Kate has just moved and feels adrift in a city that is too big for her. She’s on the bottom rung of her career as a local journalist and is determined to make something of it.
So when the lido is threatened with closure, Kate knows this story could be her chance to shine. But for Rosemary, it could be the end of everything. Together they are determined to make a stand, and to prove that the pool is more than just a place to swim – it is the heart of the community.
The Lido is an uplifting novel about the importance of friendship, the value of community, and how ordinary people can protect the things they love.
I absolutely loved the characters of Rosemary and Kate, who, given the age difference, make something of an unlikely pair, although their friendship is so perfectly portrayed that it’s no stretch of the imagination to picture it. Rosemary is an absolute gem – she has a kind word for everyone, and everyone looks out for her in turn. And I loved her memories of her late husband George. Brockwell Lido played a significant role in their relationship both in the first tentative steps of getting to know each other, as well as being somewhere they went together throughout their married life. It’s partly down to this that Rosemary is so invested in the lido’s fate, and it makes her a strong advocate and campaigner, despite the council’s best attempts to ignore her as a little old dear. Rosemary had me cheering from the side lines, and there are some real laugh out loud moments that stem from Rosemary and her actions, as well as a tear or two.
Kate is a very different character, a little shy and timid when we first meet her, she soon shows her strengths as she devotes herself to the campaign to save the lido, which she only came across through her job as a reporter. I really felt a lot for Kate, who feels very alone in the city at the outset, having not made any friends in her two years there and who struggles with occasional panic attacks, which I thought were accurately portrayed. The campaign to save the lido introduces Kate to a whole host of people many of whom she comes to consider as close friends. Additionally, it was thoroughly refreshing to meet a character who isn’t physically perfect but comes to accept herself as she is – I really don’t think that there are enough characters like this.

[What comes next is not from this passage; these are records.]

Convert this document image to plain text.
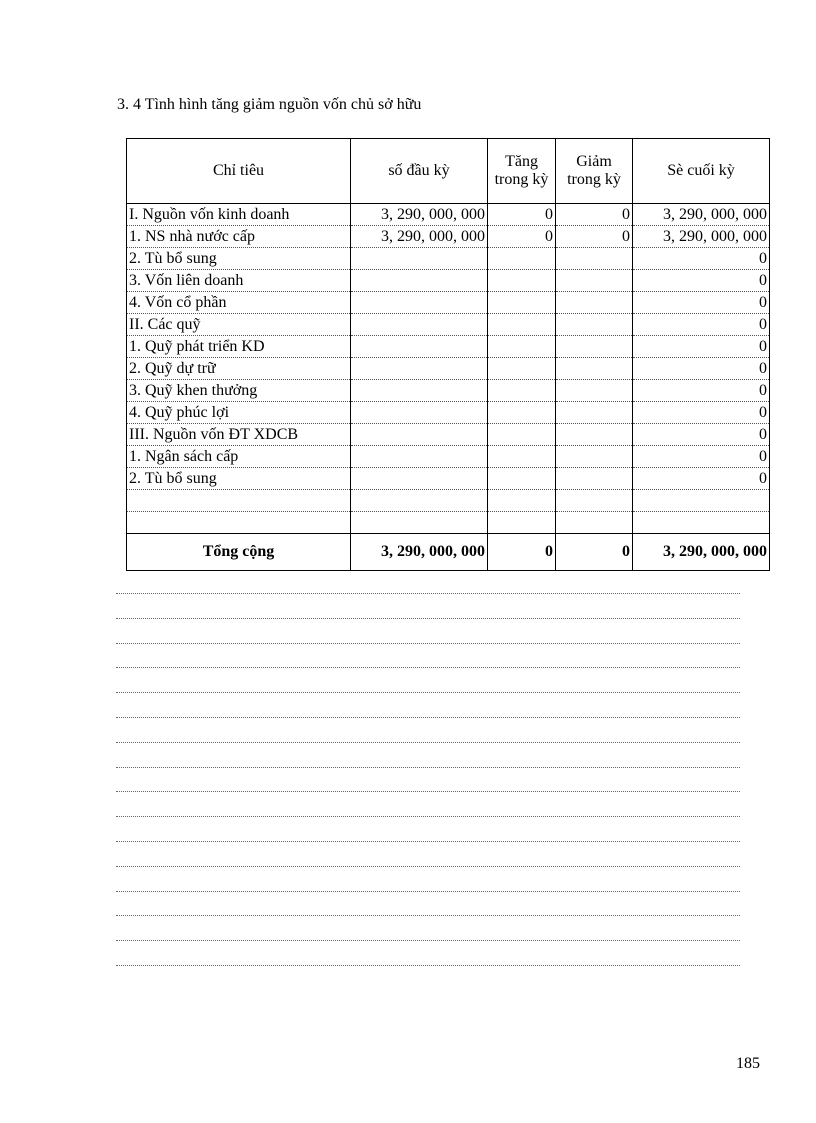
3. 4 Tình hình tăng giảm nguồn vốn chủ sở hữu
Chỉ tiêu	số đầu kỳ	Tăng trong kỳ	Giảm trong kỳ	Sè cuối kỳ
I. Nguồn vốn kinh doanh	3, 290, 000, 000	0	0	3, 290, 000, 000
1. NS nhà nước cấp	3, 290, 000, 000	0	0	3, 290, 000, 000
2. Tù bổ sung				0
3. Vốn liên doanh				0
4. Vốn cổ phần				0
II. Các quỹ				0
1. Quỹ phát triển KD				0
2. Quỹ dự trữ				0
3. Quỹ khen thưởng				0
4. Quỹ phúc lợi				0
III. Nguồn vốn ĐT XDCB				0
1. Ngân sách cấp				0
2. Tù bổ sung				0

Tổng cộng	3, 290, 000, 000	0	0	3, 290, 000, 000
185
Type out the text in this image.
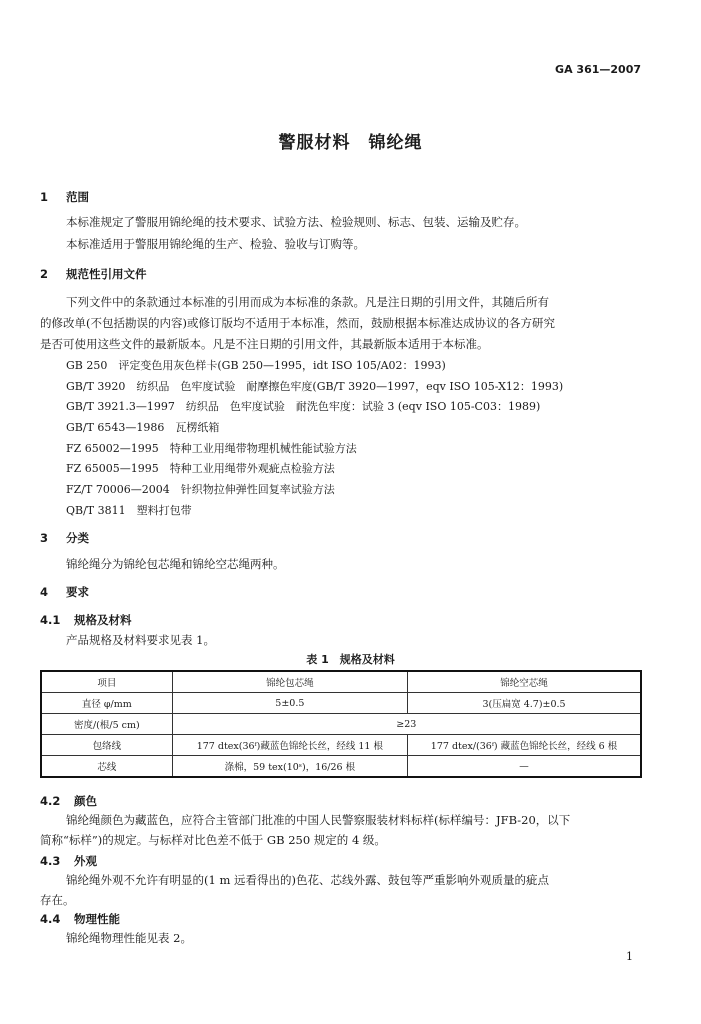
GA 361—2007
警服材料　锦纶绳
1 范围
本标准规定了警服用锦纶绳的技术要求、试验方法、检验规则、标志、包装、运输及贮存。
本标准适用于警服用锦纶绳的生产、检验、验收与订购等。
2 规范性引用文件
下列文件中的条款通过本标准的引用而成为本标准的条款。凡是注日期的引用文件，其随后所有
的修改单(不包括勘误的内容)或修订版均不适用于本标准，然而，鼓励根据本标准达成协议的各方研究
是否可使用这些文件的最新版本。凡是不注日期的引用文件，其最新版本适用于本标准。
GB 250　评定变色用灰色样卡(GB 250—1995，idt ISO 105/A02：1993)
GB/T 3920　纺织品　色牢度试验　耐摩擦色牢度(GB/T 3920—1997，eqv ISO 105-X12：1993)
GB/T 3921.3—1997　纺织品　色牢度试验　耐洗色牢度：试验 3 (eqv ISO 105-C03：1989)
GB/T 6543—1986　瓦楞纸箱
FZ 65002—1995　特种工业用绳带物理机械性能试验方法
FZ 65005—1995　特种工业用绳带外观疵点检验方法
FZ/T 70006—2004　针织物拉伸弹性回复率试验方法
QB/T 3811　塑料打包带
3 分类
锦纶绳分为锦纶包芯绳和锦纶空芯绳两种。
4 要求
4.1 规格及材料
产品规格及材料要求见表 1。
表 1　规格及材料
项目	锦纶包芯绳	锦纶空芯绳
直径 φ/mm	5±0.5	3(压扁宽 4.7)±0.5
密度/(根/5 cm)	≥23	
包络线	177 dtex(36ᶠ)藏蓝色锦纶长丝，经线 11 根	177 dtex/(36ᶠ) 藏蓝色锦纶长丝，经线 6 根
芯线	涤棉，59 tex(10ˢ)，16/26 根	—
4.2 颜色
锦纶绳颜色为藏蓝色，应符合主管部门批准的中国人民警察服装材料标样(标样编号：JFB-20，以下
简称“标样”)的规定。与标样对比色差不低于 GB 250 规定的 4 级。
4.3 外观
锦纶绳外观不允许有明显的(1 m 远看得出的)色花、芯线外露、鼓包等严重影响外观质量的疵点
存在。
4.4 物理性能
锦纶绳物理性能见表 2。
1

I also loved the sense of community portrayed here, with everyone finding a way to do their bit in the campaign, and with all age groups and people from all walks of life represented. Some of their actions are quite amusing, and I absolutely loved the rubber ducks! I don’t think I’ve ever become so invested in the fate of a place that I’ve never actually visited. It seems that barely a day goes by when we’re not hearing about another cut to funding that results in the ever-diminishing services to our towns and cities, be it lidos, libraries etc. Whilst a work of fiction, people CAN make a difference in these situations, and there’s a message in this novel about protecting the facilities you’ve got access to, although it’s all too often a case of you don’t know what you’ve got ‘til it’s gone.
The Lido is beautifully written, and Libby Page has delivered a stunning first novel that is amusing and incredibly poignant. The Lido will be published by Orion on 19 April. Many thanks to Rebecca Grey for providing a copy for review.